Combatió la somnolencia. Intentó erguirse otra vez pero no pudo. Sus músculos se habían debilitado en exceso, sus brazos eran bloques de hielo. No podía moverse. Luces amarillas y verdes, cada vez mayores. Y una luz blanca en el centro. Muy blanca, como una lámpara halógena. Empezaba a ver detalles a través de la nieve arremolinada. Una bóveda plateada, ruedas, grandes letras brillantes. Las letras eran…

NASA.

Tosió. El objeto surgió de la nieve. Era una especie de vehículo pequeño, de alrededor de un metro de altura, no mayor que esos cortacéspedes en que la gente se montaba los domingos. Tenía unas ruedas enormes y una bóveda achatada, y emitía un pitido mientras avanzaba directamente hacia ella.

De hecho, iba a pasar por encima de ella, pensó sin preocupación. No podía hacer nada para evitarlo. Siguió tendida en el suelo, aturdida, indiferente. Las ruedas se hicieron cada vez más grandes. Lo último que recordó fue una voz mecánica que decía: «Hola. Hola. Apártese del camino, por favor. Muchas gracias por su cooperación. Hola. Hola. Apártese del camino…». Y luego nada.

ESTACIÓN DE WEDDELL
MIÉRCOLES, 6 DE OCTUBRE
20.22 H

Oscuridad. Dolor. Voces ásperas.

Dolor.

Alguien le frotaba. Por todo el cuerpo, los brazos y las piernas. Como si le restregasen el cuerpo con fuego.

Gimió.

Oyó una voz, ronca y lejana. Parecía decir: «Posos de café». Siguieron frotándole, de manera enérgica, brusca e insoportable. Y sonaba como papel de lija: un roce chirriante, áspero, terrible.

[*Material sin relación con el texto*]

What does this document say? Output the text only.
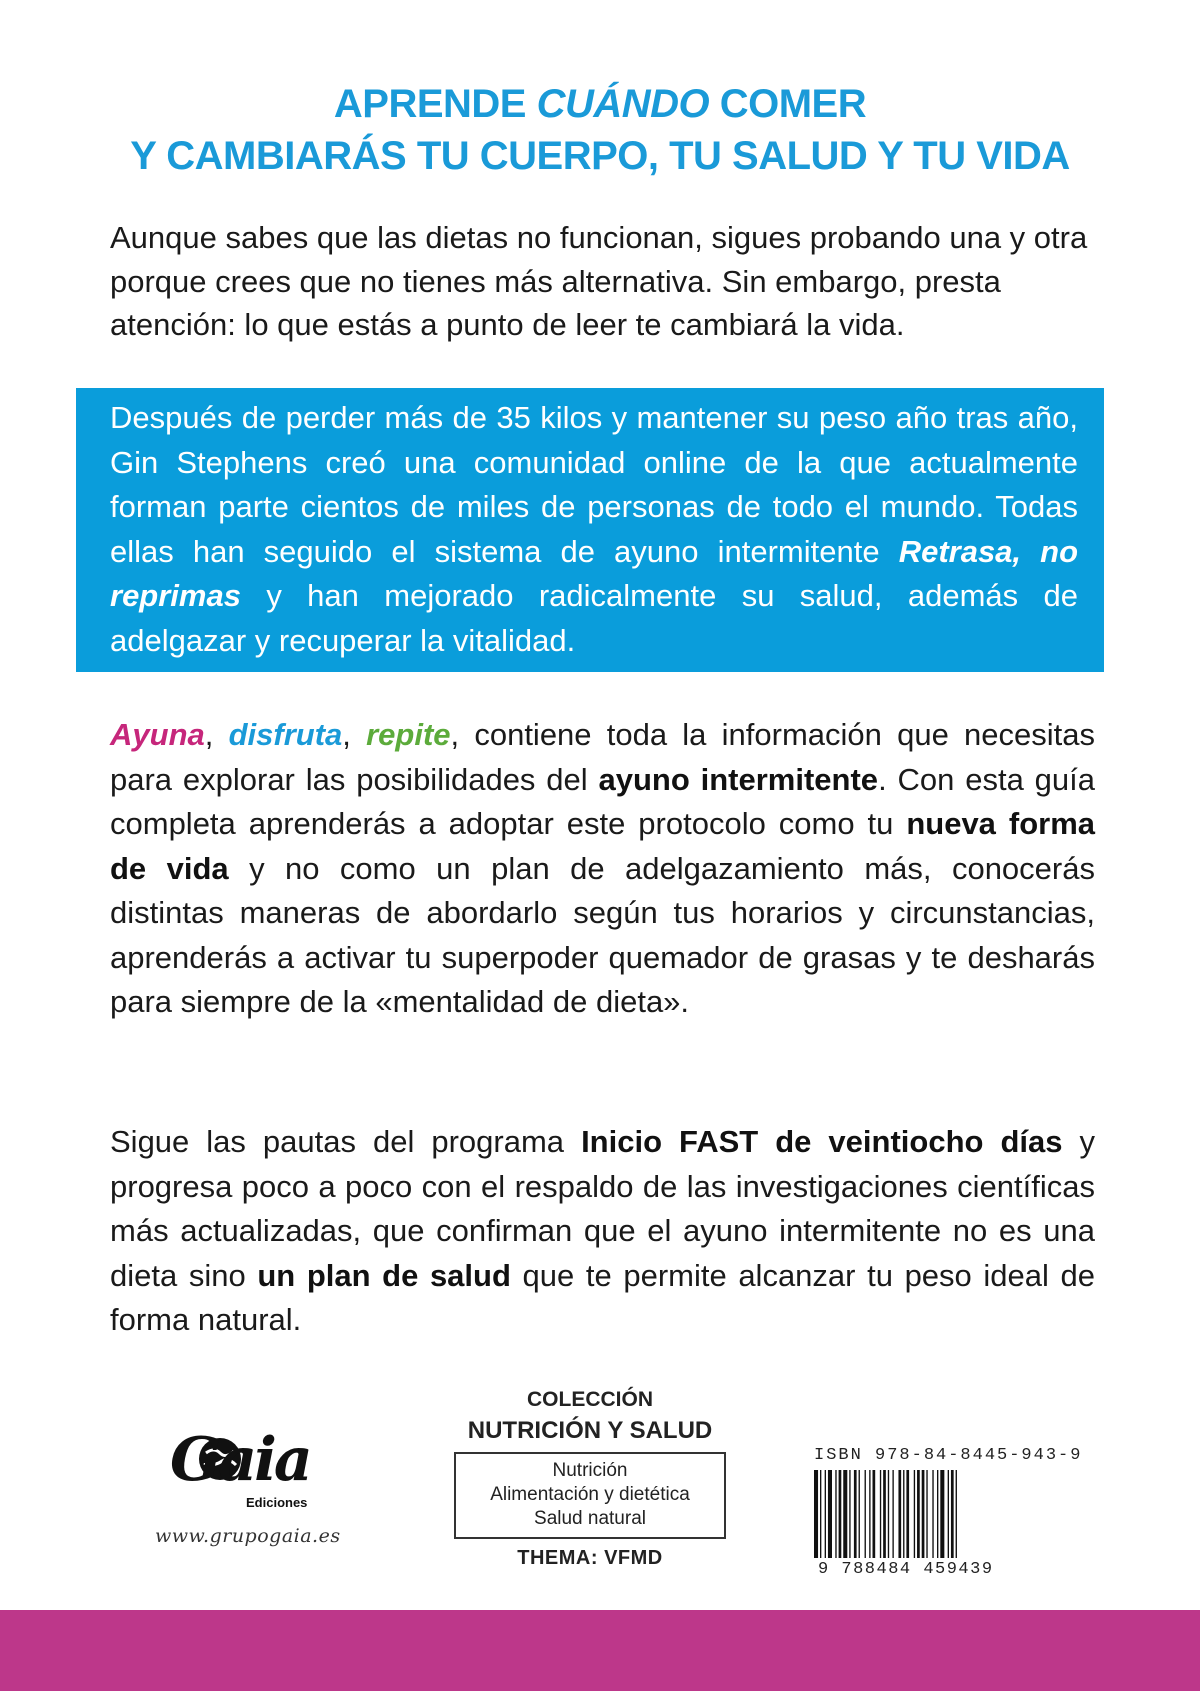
APRENDE CUÁNDO COMER
Y CAMBIARÁS TU CUERPO, TU SALUD Y TU VIDA

Aunque sabes que las dietas no funcionan, sigues probando una y otra porque crees que no tienes más alternativa. Sin embargo, presta atención: lo que estás a punto de leer te cambiará la vida.

Después de perder más de 35 kilos y mantener su peso año tras año, Gin Stephens creó una comunidad online de la que actualmente forman parte cientos de miles de personas de todo el mundo. Todas ellas han seguido el sistema de ayuno intermitente Retrasa, no reprimas y han mejorado radicalmente su salud, además de adelgazar y recuperar la vitalidad.

Ayuna, disfruta, repite, contiene toda la información que necesitas para explorar las posibilidades del ayuno intermitente. Con esta guía completa aprenderás a adoptar este protocolo como tu nueva forma de vida y no como un plan de adelgazamiento más, conocerás distintas maneras de abordarlo según tus horarios y circunstancias, aprenderás a activar tu superpoder quemador de grasas y te desharás para siempre de la «mentalidad de dieta».

Sigue las pautas del programa Inicio FAST de veintiocho días y progresa poco a poco con el respaldo de las investigaciones científicas más actualizadas, que confirman que el ayuno intermitente no es una dieta sino un plan de salud que te permite alcanzar tu peso ideal de forma natural.

Gaia
Ediciones
www.grupogaia.es
COLECCIÓN
NUTRICIÓN Y SALUD
Nutrición
Alimentación y dietética
Salud natural
THEMA: VFMD
ISBN 978-84-8445-943-9
9 788484 459439
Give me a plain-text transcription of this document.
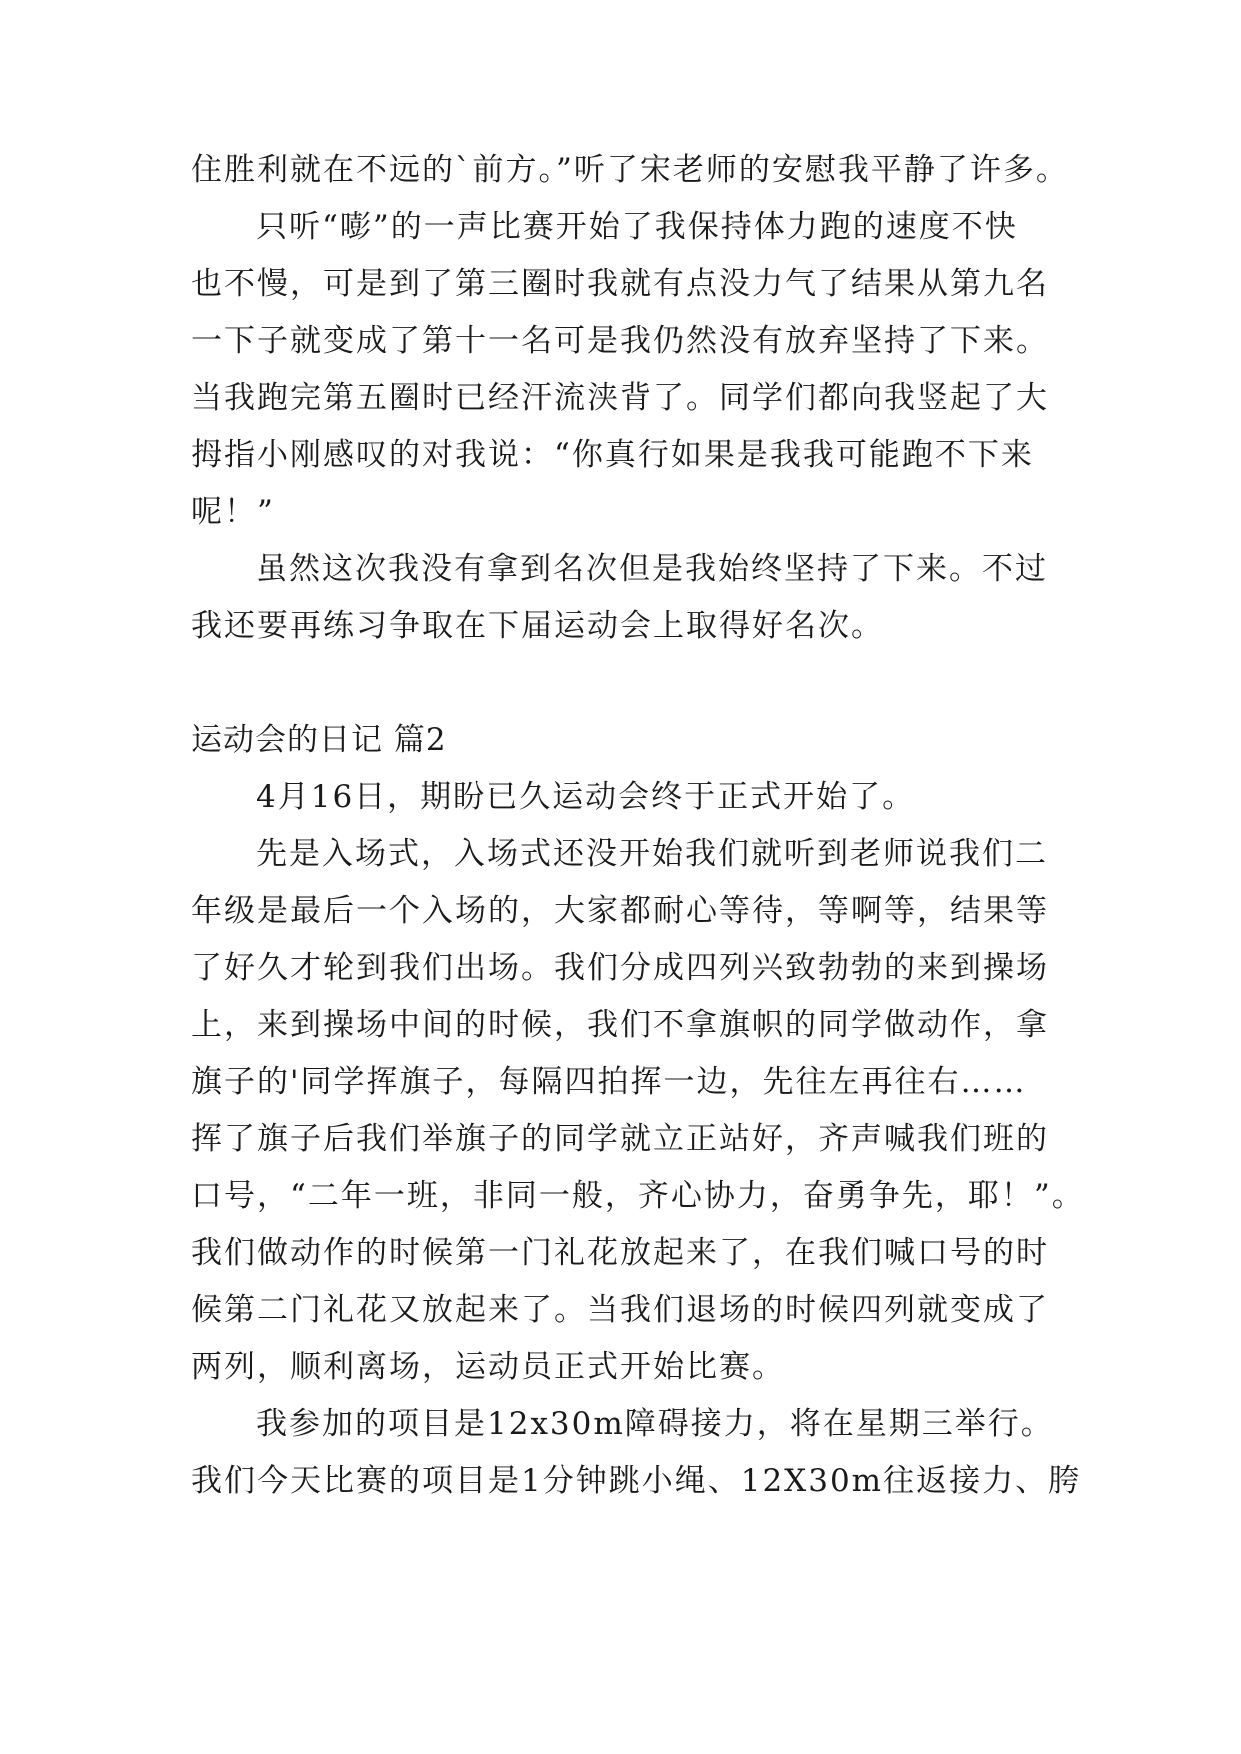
住胜利就在不远的`前方。”听了宋老师的安慰我平静了许多。
只听“嘭”的一声比赛开始了我保持体力跑的速度不快
也不慢，可是到了第三圈时我就有点没力气了结果从第九名
一下子就变成了第十一名可是我仍然没有放弃坚持了下来。
当我跑完第五圈时已经汗流浃背了。同学们都向我竖起了大
拇指小刚感叹的对我说：“你真行如果是我我可能跑不下来
呢！”
虽然这次我没有拿到名次但是我始终坚持了下来。不过
我还要再练习争取在下届运动会上取得好名次。
运动会的日记 篇2
4月16日，期盼已久运动会终于正式开始了。
先是入场式，入场式还没开始我们就听到老师说我们二
年级是最后一个入场的，大家都耐心等待，等啊等，结果等
了好久才轮到我们出场。我们分成四列兴致勃勃的来到操场
上，来到操场中间的时候，我们不拿旗帜的同学做动作，拿
旗子的'同学挥旗子，每隔四拍挥一边，先往左再往右……
挥了旗子后我们举旗子的同学就立正站好，齐声喊我们班的
口号，“二年一班，非同一般，齐心协力，奋勇争先，耶！”。
我们做动作的时候第一门礼花放起来了，在我们喊口号的时
候第二门礼花又放起来了。当我们退场的时候四列就变成了
两列，顺利离场，运动员正式开始比赛。
我参加的项目是12x30m障碍接力，将在星期三举行。
我们今天比赛的项目是1分钟跳小绳、12X30m往返接力、胯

Algo le golpeó la cara, la boca. Se lamió los labios. Era nieve. Nieve helada.

—¿Taya nsciente? —dijo una voz.

—Nod el odo.

Era una lengua extranjera, chino o algo así. Ahora Sarah oía varias voces. Intentó abrir los ojos pero no pudo. Algo pesado sobre la cara le mantenía cerrados los párpados, como una máscara, o…

Intentó llevarse las manos a la cara pero no pudo. Tenía todos los miembros inmovilizados. Y continuaban frotándole, frotándole, frotándole…

Gimió. Intentó hablar.

—¿Nok res yas ueve?

—Nok cro.

—Sig ehsin arar.

Dolor.

Le frotaban, quienquiera que fuese, mientras yacía inmovilizada en la oscuridad, y gradualmente recuperó la sensibilidad en los miembros y la cara. No se alegró de ello. El dolor se intensificó. Sintió como si le abrasara todo el cuerpo.